Впрочем, в тот момент я не был способен в полной мере оценить произошедшее. Лишь смутно догадывался, что уход великого старика далеко не безразличен для многих людей, а не только для литературы. Хемингуэй оказал на меня влияние и своим жизненным опытом, и своими произведениями. Но это было лет шесть-семь назад, а потом я пришел к неприятию многого в нем, и он как-то ушел из литературного моего кругозора.

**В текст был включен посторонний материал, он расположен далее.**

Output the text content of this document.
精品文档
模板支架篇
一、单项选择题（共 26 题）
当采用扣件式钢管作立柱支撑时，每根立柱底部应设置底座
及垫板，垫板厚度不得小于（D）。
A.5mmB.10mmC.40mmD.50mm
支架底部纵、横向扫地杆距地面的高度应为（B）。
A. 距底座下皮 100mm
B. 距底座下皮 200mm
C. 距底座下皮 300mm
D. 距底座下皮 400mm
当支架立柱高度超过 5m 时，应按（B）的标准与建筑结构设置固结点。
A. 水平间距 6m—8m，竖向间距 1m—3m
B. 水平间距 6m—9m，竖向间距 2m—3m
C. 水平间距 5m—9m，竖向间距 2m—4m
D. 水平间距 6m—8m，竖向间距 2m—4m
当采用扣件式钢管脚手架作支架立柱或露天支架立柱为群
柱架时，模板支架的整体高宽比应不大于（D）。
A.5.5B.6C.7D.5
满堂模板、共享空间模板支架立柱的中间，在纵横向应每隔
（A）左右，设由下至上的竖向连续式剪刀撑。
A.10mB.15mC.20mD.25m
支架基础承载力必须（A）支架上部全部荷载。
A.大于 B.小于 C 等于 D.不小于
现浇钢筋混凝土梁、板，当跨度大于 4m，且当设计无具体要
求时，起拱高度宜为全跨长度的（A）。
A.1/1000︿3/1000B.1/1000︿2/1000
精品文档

Спустя два-три дня после его смерти я начал задумываться о его судьбе и вспоминать прочитанное о нем. Само собой разумеется, что к воспоминаниям о прочитанном примешивались и какие-то образы из скверных фильмов, снятых по его романам и рассказам. Мне представилась внутренняя борьба в нем между женским цивилизующим материнским мирком и мужским, спортивным, отцовским. Посещения индейцев в лесных поселениях, война и ранение где-то на берегах Пьяве, его жены: Хэдли, Полина, Марта, Мэри, жизнь в Париже на площади Контрэскарп впроголодь, в сущности, на жареной картошке, когда, желая обрести творческую свободу, он отказался от денег Херста. Потом Ки-Уэст и спорт, испанская война, "взятие" парижского отеля "Ритц". Его плохие рассказы и его отличные рассказы, критики, которые его "разрушали", и критики, которые его "созидали". Те, кто писал о нем благожелательно, как О’Хара и Кестлер, и те, кто писал о нем плохо, как г-жа Стайн и Макс Истмен.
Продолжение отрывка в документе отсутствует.